New to photography, I recently picked up a new digital SLR camera (Nikon D3200) while studying at the National University of Singapore. In search for beginner resources, I stumbled on the personal homepage of photography guru, Ken Rockwell, who says something incredibly insightful:
You finally realize that the right gear you’ve spent so much time accumulating just makes it easier to get your
sound or your look or your moves, but that you could get them, albeit with a little more effort, on the same garbage with which you started. You realize the most important thing for the gear to do is just get out of your way. You then also realize that if you had spent all the time you wasted worrying about acquiring better gear woodshedding, making photos or catching more rides that you would have gotten where you wanted to be much sooner.
Consider, for a moment, that even the most basic digital cameras today is significantly better than the ones our photography legends used, guys like Ansel Adams. Yet even he managed to tease out landmark pieces of art.
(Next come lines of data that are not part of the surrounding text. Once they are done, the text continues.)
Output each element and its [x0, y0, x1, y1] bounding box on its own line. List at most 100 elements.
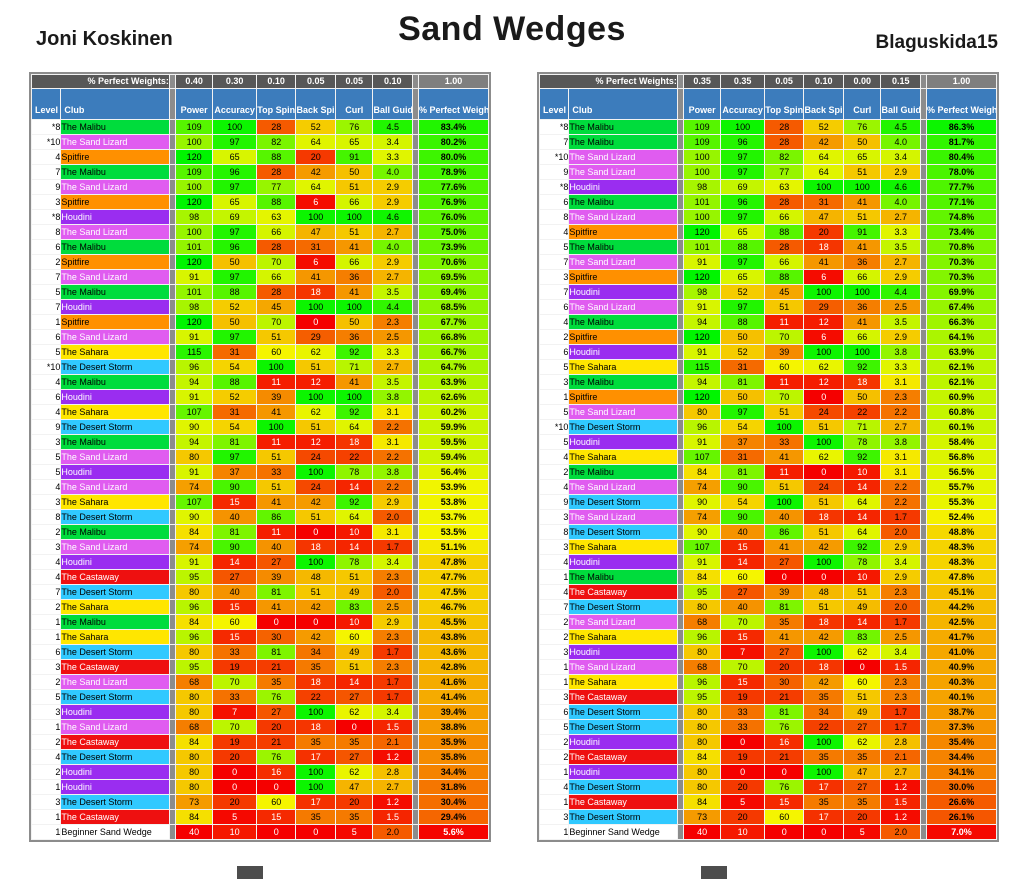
- weighted-cell: 35.9%: [419, 735, 488, 749]
- power-cell: 94: [683, 315, 721, 329]
- ball-guide-cell: 4.5: [881, 120, 920, 134]
- top-spin-cell: 27: [764, 645, 804, 659]
- power-cell: 84: [683, 570, 721, 584]
- ball-guide-cell: 4.0: [881, 135, 920, 149]
- accuracy-cell: 96: [213, 165, 256, 179]
- level-cell: 9: [540, 495, 569, 509]
- column-gap: [412, 330, 419, 344]
- level-cell: 2: [32, 765, 61, 779]
- club-row: 3 The Sand Lizard 74 90 40 18 14 1.7 52.4%: [540, 510, 996, 524]
- accuracy-cell: 19: [721, 690, 764, 704]
- top-spin-cell: 100: [764, 420, 804, 434]
- club-row: 3 The Castaway 95 19 21 35 51 2.3 42.8%: [32, 660, 488, 674]
- power-cell: 84: [175, 615, 213, 629]
- level-cell: 1: [540, 675, 569, 689]
- curl-cell: 36: [843, 255, 881, 269]
- power-cell: 80: [175, 690, 213, 704]
- weighted-cell: 73.4%: [927, 225, 996, 239]
- club-cell: The Desert Storm: [569, 720, 677, 734]
- level-cell: 3: [32, 795, 61, 809]
- stats-panel-left: % Perfect Weights: 0.40 0.30 0.10 0.05 0.05 0.…: [29, 72, 491, 842]
- top-spin-cell: 76: [764, 780, 804, 794]
- accuracy-cell: 81: [721, 375, 764, 389]
- column-gap: [677, 195, 683, 209]
- curl-cell: 66: [843, 270, 881, 284]
- ball-guide-cell: 2.5: [881, 300, 920, 314]
- power-cell: 100: [683, 165, 721, 179]
- weighted-cell: 81.7%: [927, 135, 996, 149]
- curl-cell: 27: [843, 780, 881, 794]
- curl-cell: 76: [843, 120, 881, 134]
- column-gap: [412, 89, 419, 119]
- weighted-cell: 63.9%: [419, 375, 488, 389]
- ball-guide-cell: 2.3: [881, 690, 920, 704]
- club-row: 3 Houdini 80 7 27 100 62 3.4 41.0%: [540, 645, 996, 659]
- club-cell: The Sand Lizard: [61, 450, 169, 464]
- club-cell: The Sahara: [569, 360, 677, 374]
- player-name-left: Joni Koskinen: [36, 28, 173, 50]
- column-gap: [169, 765, 175, 779]
- back-spin-cell: 100: [296, 555, 335, 569]
- sheet-tab-left[interactable]: [237, 866, 263, 879]
- accuracy-cell: 19: [721, 750, 764, 764]
- accuracy-cell: 54: [213, 420, 256, 434]
- column-gap: [169, 345, 175, 359]
- level-cell: 2: [32, 735, 61, 749]
- accuracy-cell: 20: [213, 750, 256, 764]
- club-row: 2 The Castaway 84 19 21 35 35 2.1 35.9%: [32, 735, 488, 749]
- level-cell: *10: [32, 135, 61, 149]
- power-cell: 96: [175, 630, 213, 644]
- top-spin-cell: 21: [256, 735, 296, 749]
- club-cell: The Sahara: [569, 540, 677, 554]
- level-cell: 2: [540, 615, 569, 629]
- curl-cell: 92: [335, 495, 373, 509]
- column-gap: [677, 315, 683, 329]
- column-gap: [677, 630, 683, 644]
- club-cell: The Malibu: [61, 165, 169, 179]
- club-row: 6 The Sand Lizard 91 97 51 29 36 2.5 66.8%: [32, 330, 488, 344]
- weight-value: 0.10: [804, 75, 843, 88]
- top-spin-cell: 15: [256, 810, 296, 824]
- accuracy-cell: 31: [213, 405, 256, 419]
- power-cell: 80: [175, 585, 213, 599]
- accuracy-cell: 52: [721, 345, 764, 359]
- accuracy-cell: 19: [213, 735, 256, 749]
- ball-guide-cell: 2.7: [373, 270, 412, 284]
- curl-cell: 60: [843, 675, 881, 689]
- weighted-cell: 53.7%: [419, 510, 488, 524]
- top-spin-cell: 0: [764, 570, 804, 584]
- column-gap: [920, 810, 927, 824]
- power-cell: 96: [175, 600, 213, 614]
- column-gap: [920, 780, 927, 794]
- ball-guide-cell: 3.4: [373, 705, 412, 719]
- level-cell: 4: [540, 480, 569, 494]
- curl-cell: 5: [843, 825, 881, 839]
- accuracy-cell: 33: [721, 720, 764, 734]
- level-cell: 7: [32, 270, 61, 284]
- level-cell: 6: [540, 345, 569, 359]
- club-cell: Houdini: [569, 645, 677, 659]
- column-gap: [169, 120, 175, 134]
- column-gap: [169, 630, 175, 644]
- weighted-cell: 73.9%: [419, 240, 488, 254]
- club-cell: The Sand Lizard: [569, 255, 677, 269]
- column-gap: [169, 75, 175, 88]
- weights-row: % Perfect Weights: 0.35 0.35 0.05 0.10 0.00 0.…: [540, 75, 996, 88]
- curl-cell: 100: [335, 300, 373, 314]
- level-cell: 6: [32, 390, 61, 404]
- club-row: 3 The Desert Storm 73 20 60 17 20 1.2 30.4%: [32, 795, 488, 809]
- back-spin-cell: 100: [804, 285, 843, 299]
- accuracy-cell: 50: [721, 330, 764, 344]
- ball-guide-cell: 2.3: [881, 675, 920, 689]
- ball-guide-cell: 3.5: [373, 285, 412, 299]
- club-row: 4 The Malibu 94 88 11 12 41 3.5 63.9%: [32, 375, 488, 389]
- level-cell: 7: [32, 165, 61, 179]
- column-gap: [169, 585, 175, 599]
- column-gap: [169, 510, 175, 524]
- club-cell: The Sand Lizard: [61, 135, 169, 149]
- sheet-tab-right[interactable]: [701, 866, 727, 879]
- power-cell: 107: [175, 405, 213, 419]
- level-cell: 3: [540, 540, 569, 554]
- back-spin-cell: 47: [296, 225, 335, 239]
- ball-guide-cell: 2.3: [373, 315, 412, 329]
Interestingly, this applies to almost every endeavour. To guitarists wanting the latest Taylor or Martin guitar. To cyclists envying over the latest Cervelo or Bianchi. To coders wanting the latest MacBook Pro with Retina Display. These are all tools that will help to varying degrees. At the end of the day, it isn’t about whether to make an investment or not, but rather where one makes the investment. Do we spend it on equipment, or do we invest it in improving our skills?